Thanks to Mom on Dealz for sharing her series, Ask an Accountant! Sharon is married to an experienced accountant. Although tax season is over, tax questions arise year round.
If you’re late filing your taxes and the government owes you a refund, are you penalized?
You will not be charged if the IRS owes you a refund. They can assess a failure to file, or assess tax based on the information they receive (which is all income from reportable sources & limited deduction info) so the result will be a tax due.
Are there any tax penalties for selling your 1st personal home if you bought a 2nd personal home before the first one sold? (I’m afraid it’s going to be years before we finally get the first house sold)

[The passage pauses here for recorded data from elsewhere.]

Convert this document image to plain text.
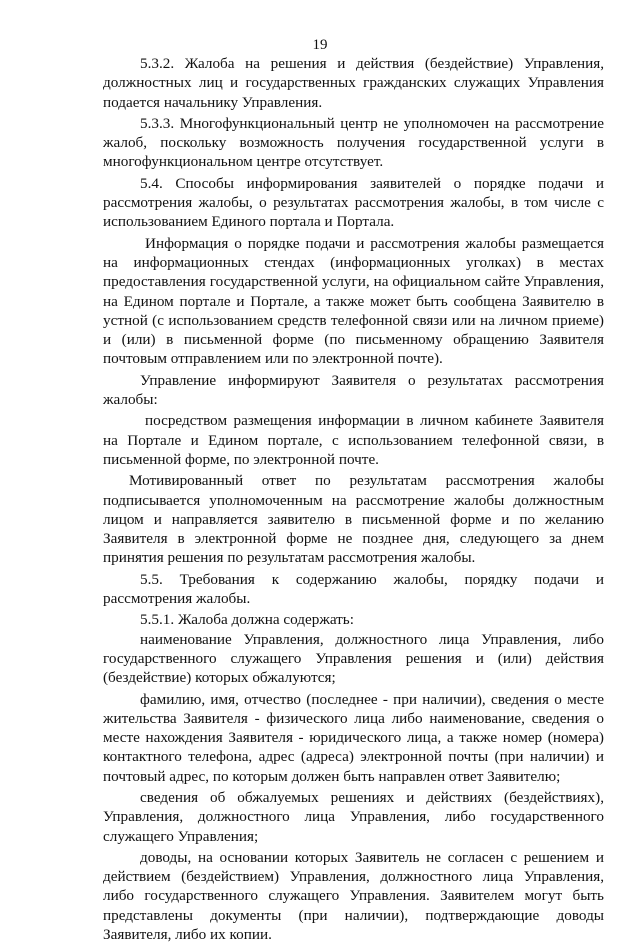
19

5.3.2. Жалоба на решения и действия (бездействие) Управления, должностных лиц и государственных гражданских служащих Управления подается начальнику Управления.

5.3.3. Многофункциональный центр не уполномочен на рассмотрение жалоб, поскольку возможность получения государственной услуги в многофункциональном центре отсутствует.

5.4. Способы информирования заявителей о порядке подачи и рассмотрения жалобы, о результатах рассмотрения жалобы, в том числе с использованием Единого портала и Портала.

Информация о порядке подачи и рассмотрения жалобы размещается на информационных стендах (информационных уголках) в местах предоставления государственной услуги, на официальном сайте Управления, на Едином портале и Портале, а также может быть сообщена Заявителю в устной (с использованием средств телефонной связи или на личном приеме) и (или) в письменной форме (по письменному обращению Заявителя почтовым отправлением или по электронной почте).

Управление информируют Заявителя о результатах рассмотрения жалобы:

посредством размещения информации в личном кабинете Заявителя на Портале и Едином портале, с использованием телефонной связи, в письменной форме, по электронной почте.

Мотивированный ответ по результатам рассмотрения жалобы подписывается уполномоченным на рассмотрение жалобы должностным лицом и направляется заявителю в письменной форме и по желанию Заявителя в электронной форме не позднее дня, следующего за днем принятия решения по результатам рассмотрения жалобы.

5.5. Требования к содержанию жалобы, порядку подачи и рассмотрения жалобы.

5.5.1. Жалоба должна содержать:

наименование Управления, должностного лица Управления, либо государственного служащего Управления решения и (или) действия (бездействие) которых обжалуются;

фамилию, имя, отчество (последнее - при наличии), сведения о месте жительства Заявителя - физического лица либо наименование, сведения о месте нахождения Заявителя - юридического лица, а также номер (номера) контактного телефона, адрес (адреса) электронной почты (при наличии) и почтовый адрес, по которым должен быть направлен ответ Заявителю;

сведения об обжалуемых решениях и действиях (бездействиях), Управления, должностного лица Управления, либо государственного служащего Управления;

доводы, на основании которых Заявитель не согласен с решением и действием (бездействием) Управления, должностного лица Управления, либо государственного служащего Управления. Заявителем могут быть представлены документы (при наличии), подтверждающие доводы Заявителя, либо их копии.
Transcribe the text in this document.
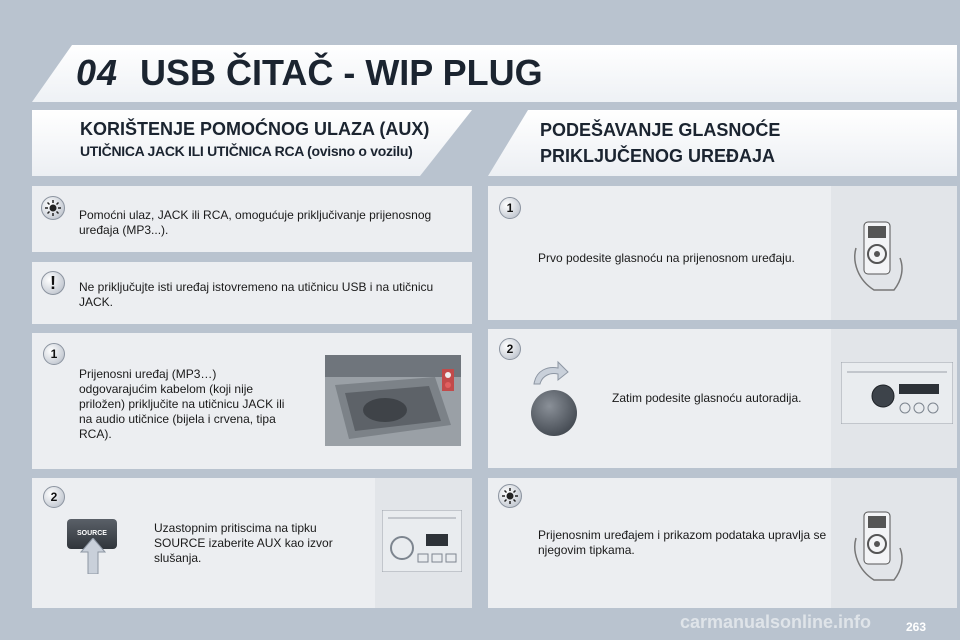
04 USB ČITAČ - WIP PLUG
KORIŠTENJE POMOĆNOG ULAZA (AUX)
UTIČNICA JACK ILI UTIČNICA RCA (ovisno o vozilu)
PODEŠAVANJE GLASNOĆE
PRIKLJUČENOG UREĐAJA
Pomoćni ulaz, JACK ili RCA, omogućuje priključivanje prijenosnog uređaja (MP3...).
!	Ne priključujte isti uređaj istovremeno na utičnicu USB i na utičnicu JACK.
1
Prijenosni uređaj (MP3…) odgovarajućim kabelom (koji nije priložen) priključite na utičnicu JACK ili na audio utičnice (bijela i crvena, tipa RCA).
2
SOURCE	Uzastopnim pritiscima na tipku SOURCE izaberite AUX kao izvor slušanja.
1
Prvo podesite glasnoću na prijenosnom uređaju.
2
Zatim podesite glasnoću autoradija.
Prijenosnim uređajem i prikazom podataka upravlja se njegovim tipkama.
carmanualsonline.info	263
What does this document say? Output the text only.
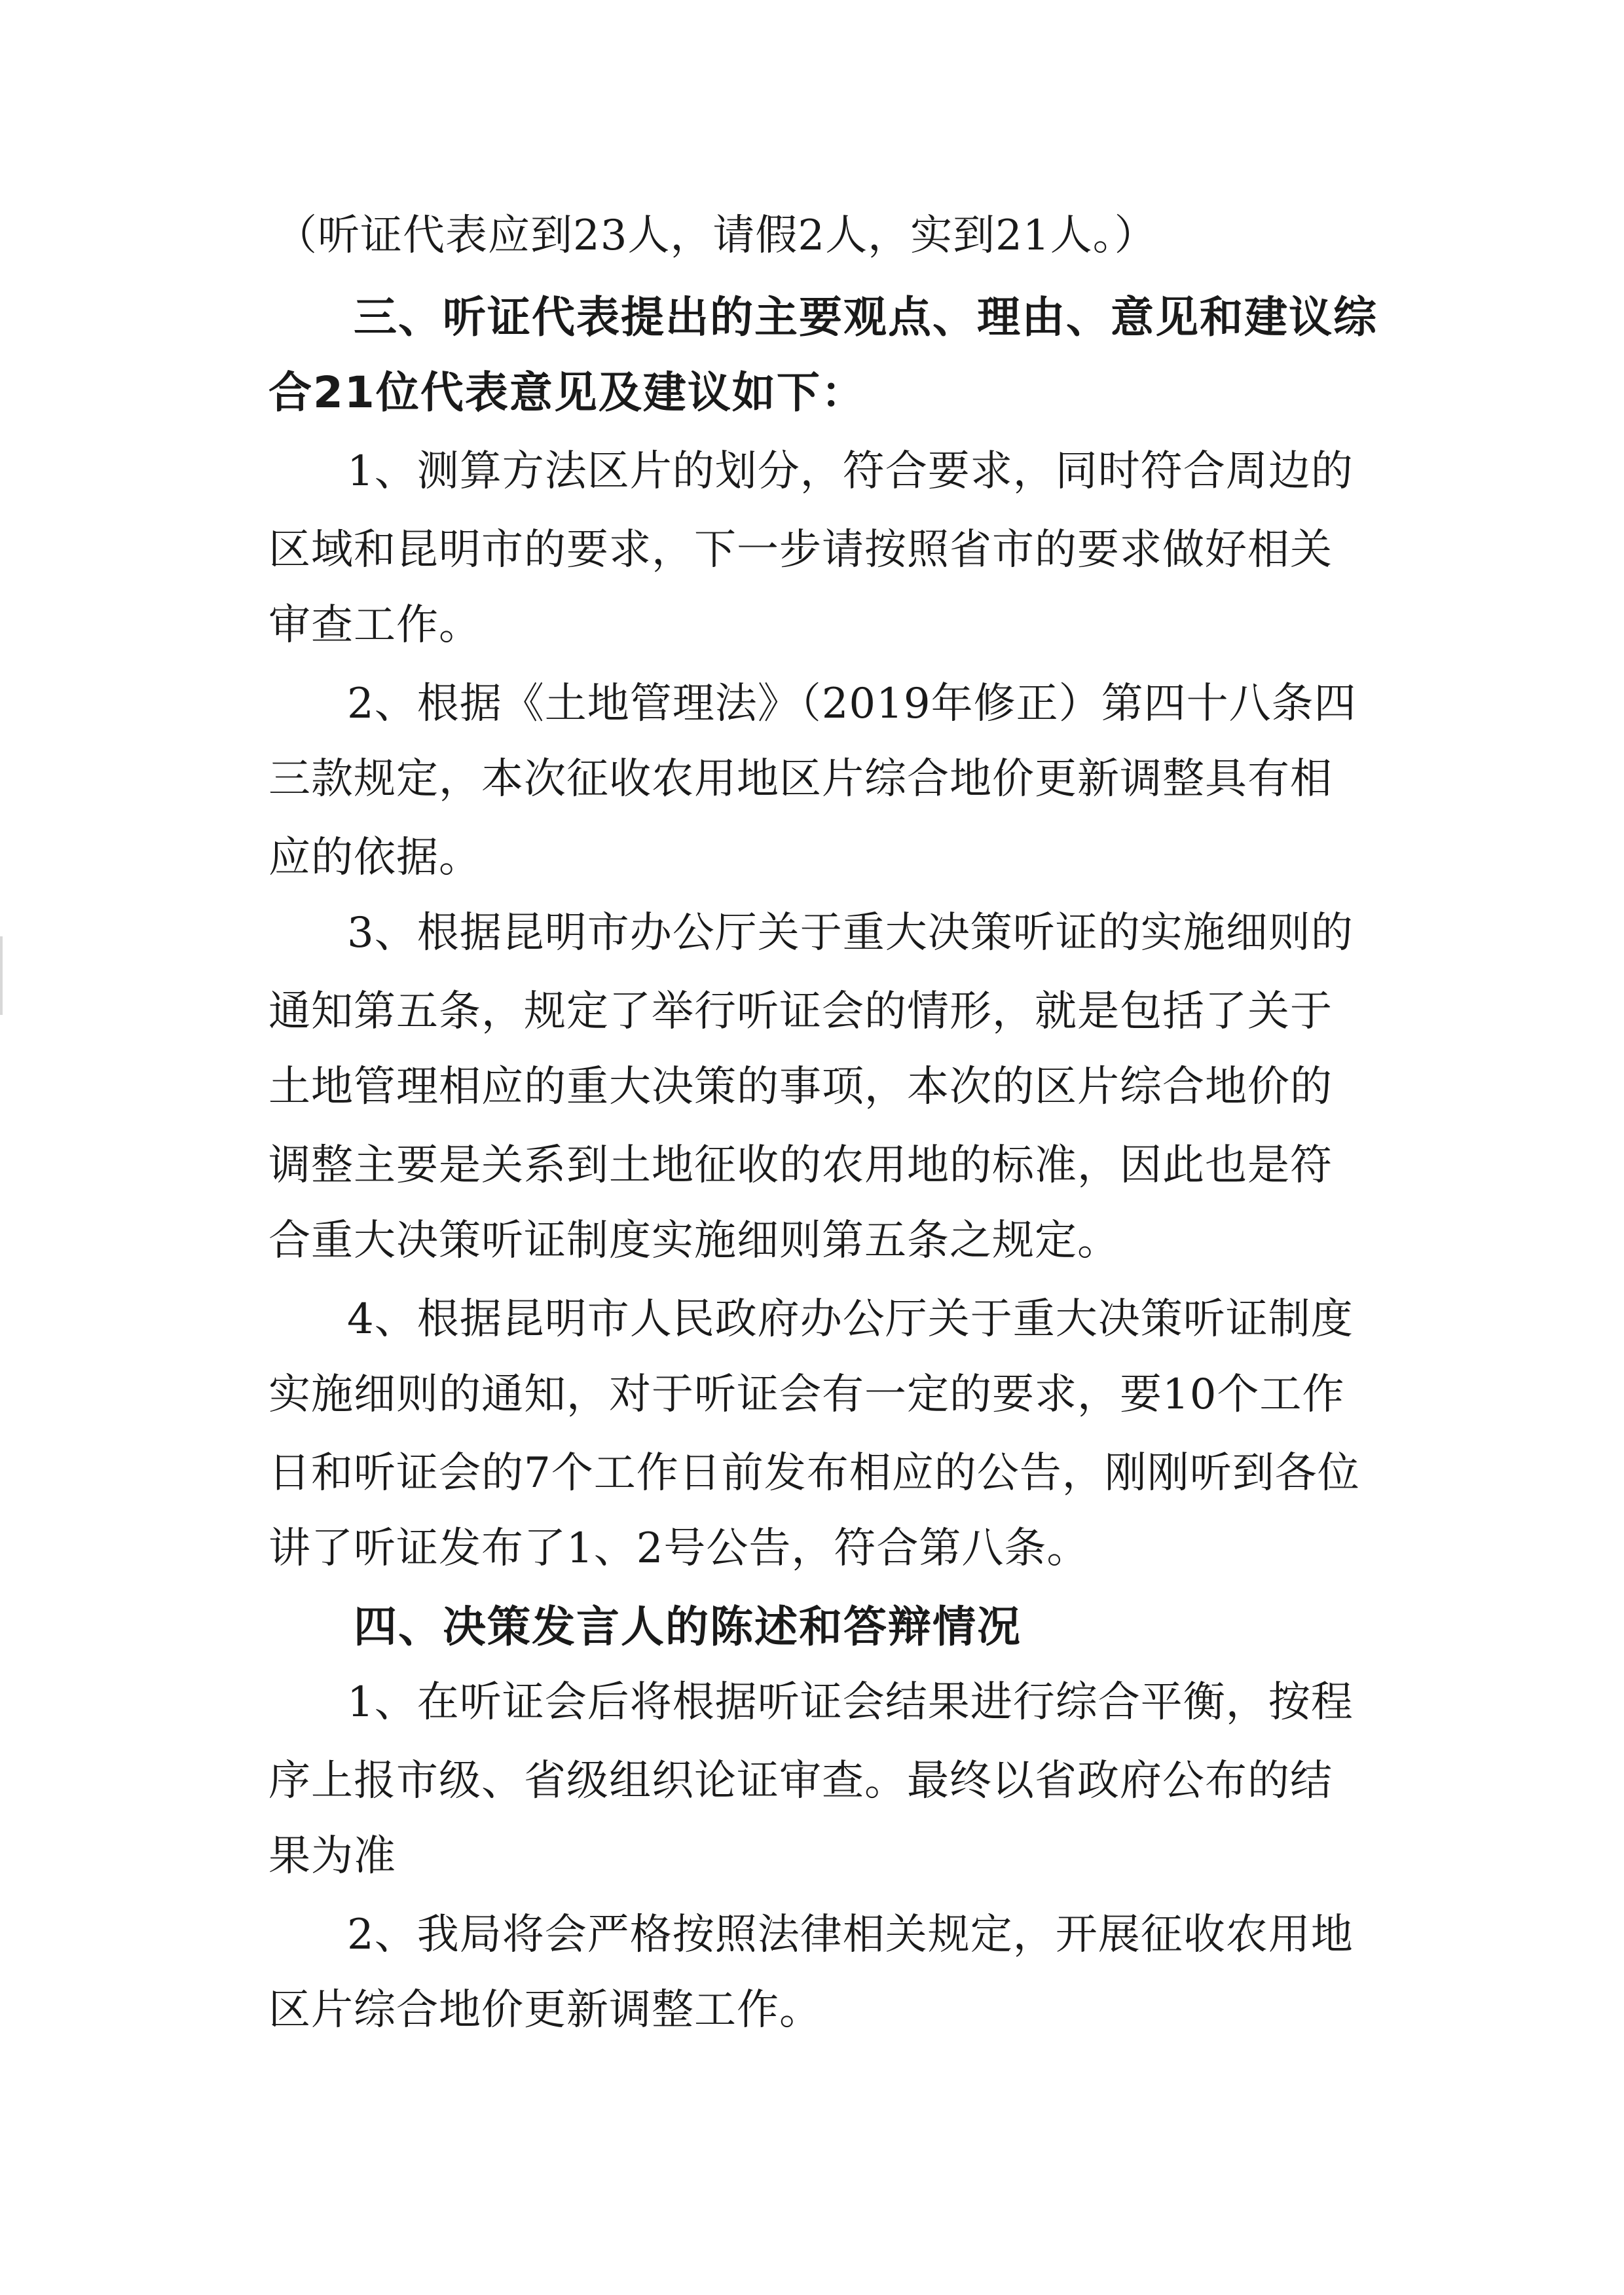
（听证代表应到23人，请假2人，实到21人。）
三、听证代表提出的主要观点、理由、意见和建议综
合21位代表意见及建议如下：
1、测算方法区片的划分，符合要求，同时符合周边的
区域和昆明市的要求，下一步请按照省市的要求做好相关
审查工作。
2、根据《土地管理法》（2019年修正）第四十八条四
三款规定，本次征收农用地区片综合地价更新调整具有相
应的依据。
3、根据昆明市办公厅关于重大决策听证的实施细则的
通知第五条，规定了举行听证会的情形，就是包括了关于
土地管理相应的重大决策的事项，本次的区片综合地价的
调整主要是关系到土地征收的农用地的标准，因此也是符
合重大决策听证制度实施细则第五条之规定。
4、根据昆明市人民政府办公厅关于重大决策听证制度
实施细则的通知，对于听证会有一定的要求，要10个工作
日和听证会的7个工作日前发布相应的公告，刚刚听到各位
讲了听证发布了1、2号公告，符合第八条。
四、决策发言人的陈述和答辩情况
1、在听证会后将根据听证会结果进行综合平衡，按程
序上报市级、省级组织论证审查。最终以省政府公布的结
果为准
2、我局将会严格按照法律相关规定，开展征收农用地
区片综合地价更新调整工作。
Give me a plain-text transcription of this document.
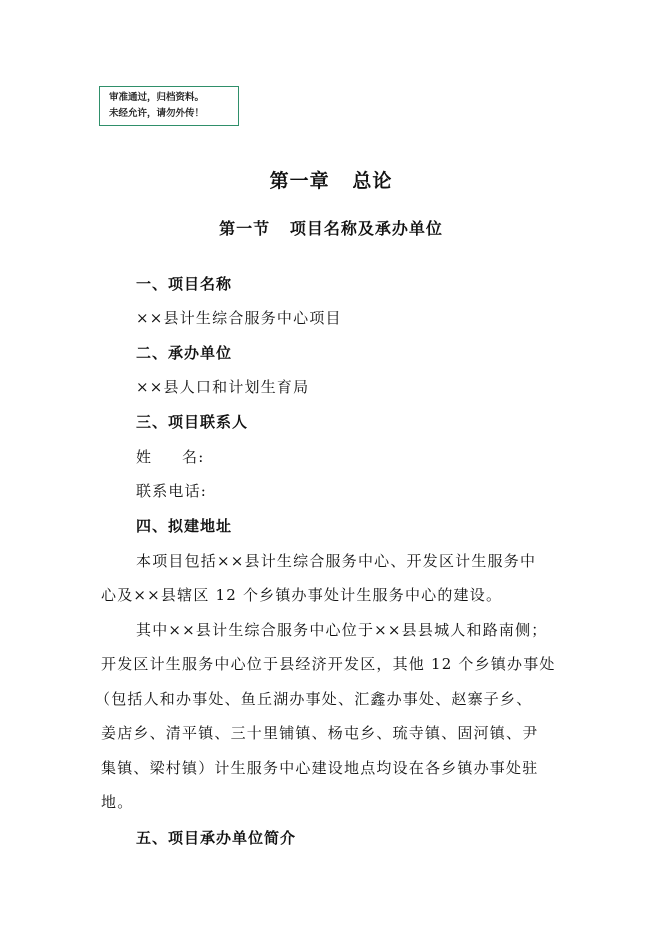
审准通过，归档资料。
未经允许，请勿外传！
第一章   总论
第一节   项目名称及承办单位
一、项目名称
××县计生综合服务中心项目
二、承办单位
××县人口和计划生育局
三、项目联系人
姓     名:
联系电话:
四、拟建地址
本项目包括××县计生综合服务中心、开发区计生服务中
心及××县辖区 12 个乡镇办事处计生服务中心的建设。
其中××县计生综合服务中心位于××县县城人和路南侧；
开发区计生服务中心位于县经济开发区，其他 12 个乡镇办事处
（包括人和办事处、鱼丘湖办事处、汇鑫办事处、赵寨子乡、
姜店乡、清平镇、三十里铺镇、杨屯乡、琉寺镇、固河镇、尹
集镇、梁村镇）计生服务中心建设地点均设在各乡镇办事处驻
地。
五、项目承办单位简介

There is typically no tax on the sale of a primary residence as you are given a $250K exclusion (Single) or $500K exclusion (Married filing Jointly). If the gain (sales price less original cost plus improvements) exceeds the exclusion, then you will pay capital gains tax on the gain. You can own & deduct a primary & a secondary for tax purposes so this should not be an issue if the first does not sell immediately. The only issue I see here is if the original primary was a rental property after you bought the 2nd home. Then there is no exclusion & it is all capital gain.
*Please keep in mind this post is for informational purposes only and answers given are very general. Many things depend on individual circumstances. Please contact your personal accountant or financial advisor for your particular situation.